Factors like ageing and high blood pressure cause stiffening of these blood vessels, diminishing their protective effect. As a result, a progressively stronger physical 'pulse' can travel deep into the fragile vessels which supply the brain.
Over time, this can cause damage to the small vessels of the brain, structural changes in the brain's blood vessel network and minor bleeds known as mini strokes, all of which may contribute to the development of dementia.
An international team of researchers, led by Professor John Deanfield (UCL Institute of Cardiovascular Science), studied a group of 3,191 middle-aged volunteers who were given an ultrasound measuring the intensity of the pulse reaching their brain. Over the next 15 years, researchers monitored the participant's memory and problem-solving ability.
Participants whose blood reached their brain with the highest intensity (top 25 per cent) at the beginning of the study were at around a 50% higher risk of developing cognitive decline over the next decade compared to the rest of the participants. This difference was present even after adjustments for possible confounding factors, such as age, BMI, blood pressure, diabetes, and whether participants had other heart conditions.
Cognitive decline is a noticeable and measureable decline in cognitive abilities including memory, language, thinking and judgement skills. It is often one of the first signs of dementia, but not everyone who shows signs of cognitive decline will go on to develop dementia.
Next, the researchers plan to use MRI scans to check if these individuals also display structural and functional changes within the brain which may explain the changes in memory and thinking. They also plan to test whether the scan improves the existing predictive 'risk scores' for dementia.

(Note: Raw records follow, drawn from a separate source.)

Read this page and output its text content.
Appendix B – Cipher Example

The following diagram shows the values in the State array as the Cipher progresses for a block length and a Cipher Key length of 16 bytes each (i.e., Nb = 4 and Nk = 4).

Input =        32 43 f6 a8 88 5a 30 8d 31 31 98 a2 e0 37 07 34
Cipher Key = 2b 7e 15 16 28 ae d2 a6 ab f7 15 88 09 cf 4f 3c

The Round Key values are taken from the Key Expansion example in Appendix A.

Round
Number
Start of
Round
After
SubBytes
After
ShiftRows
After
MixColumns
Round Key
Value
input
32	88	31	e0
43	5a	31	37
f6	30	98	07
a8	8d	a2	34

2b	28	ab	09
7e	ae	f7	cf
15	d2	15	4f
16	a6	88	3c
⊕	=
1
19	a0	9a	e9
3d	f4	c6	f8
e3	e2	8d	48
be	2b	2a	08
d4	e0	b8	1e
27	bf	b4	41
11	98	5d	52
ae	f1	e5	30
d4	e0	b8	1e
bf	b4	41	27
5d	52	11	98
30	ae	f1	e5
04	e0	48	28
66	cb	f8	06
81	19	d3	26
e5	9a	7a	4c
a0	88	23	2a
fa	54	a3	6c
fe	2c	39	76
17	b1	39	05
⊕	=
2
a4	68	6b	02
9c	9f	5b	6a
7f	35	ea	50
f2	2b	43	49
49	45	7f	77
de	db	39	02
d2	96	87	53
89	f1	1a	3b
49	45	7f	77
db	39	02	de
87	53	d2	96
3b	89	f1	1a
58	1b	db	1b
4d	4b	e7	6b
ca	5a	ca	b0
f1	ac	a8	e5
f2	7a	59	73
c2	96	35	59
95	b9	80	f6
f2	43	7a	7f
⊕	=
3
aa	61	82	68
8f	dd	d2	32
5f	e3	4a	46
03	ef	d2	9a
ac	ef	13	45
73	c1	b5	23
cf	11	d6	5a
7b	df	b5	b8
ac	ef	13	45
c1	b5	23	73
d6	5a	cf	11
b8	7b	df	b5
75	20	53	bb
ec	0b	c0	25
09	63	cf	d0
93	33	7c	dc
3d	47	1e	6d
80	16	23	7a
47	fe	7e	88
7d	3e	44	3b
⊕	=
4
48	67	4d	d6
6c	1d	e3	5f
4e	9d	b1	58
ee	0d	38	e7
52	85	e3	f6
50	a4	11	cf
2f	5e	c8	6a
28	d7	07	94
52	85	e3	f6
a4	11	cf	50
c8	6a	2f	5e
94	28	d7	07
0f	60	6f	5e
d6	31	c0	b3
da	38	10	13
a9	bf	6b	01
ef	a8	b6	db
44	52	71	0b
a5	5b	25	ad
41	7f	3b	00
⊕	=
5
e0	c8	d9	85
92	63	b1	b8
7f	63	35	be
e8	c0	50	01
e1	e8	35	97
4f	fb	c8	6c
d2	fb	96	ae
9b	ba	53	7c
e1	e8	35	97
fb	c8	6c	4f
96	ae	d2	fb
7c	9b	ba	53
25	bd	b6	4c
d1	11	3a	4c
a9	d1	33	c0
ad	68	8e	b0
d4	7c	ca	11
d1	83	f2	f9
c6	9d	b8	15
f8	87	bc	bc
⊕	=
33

Dr. Scott Chiesa (UCL Institute of Cardiovascular Science) said: "These findings demonstrate the first direct link between the heart's pulse transmitted towards the brain and future impairments in cognitive function.
"It's a potentially treatable cause of cognitive decline in middle-aged adults which can be spotted well in advance – before any noticeable changes in brain structure or function."
Dementia affects around 850,000 people in the UK. Vascular dementia is one of the most common types of dementia, caused by a problem with blood supply to the brain which damages or kills brain cells. Research suggests that controlling blood pressure and cholesterol, having a healthy diet, regular exercise and not smoking can all help to stave off dementia.
Professor Metin Avkiran, Associate Medical Director at the British Heart Foundation said: "The best way to protect yourself is to lead a lifestyle that keeps your blood vessels healthy. The same risk factors which are linked to heart disease – such as high blood pressure and lack of exercise—are strongly linked to dementia. It really is a case of healthy body and healthy mind."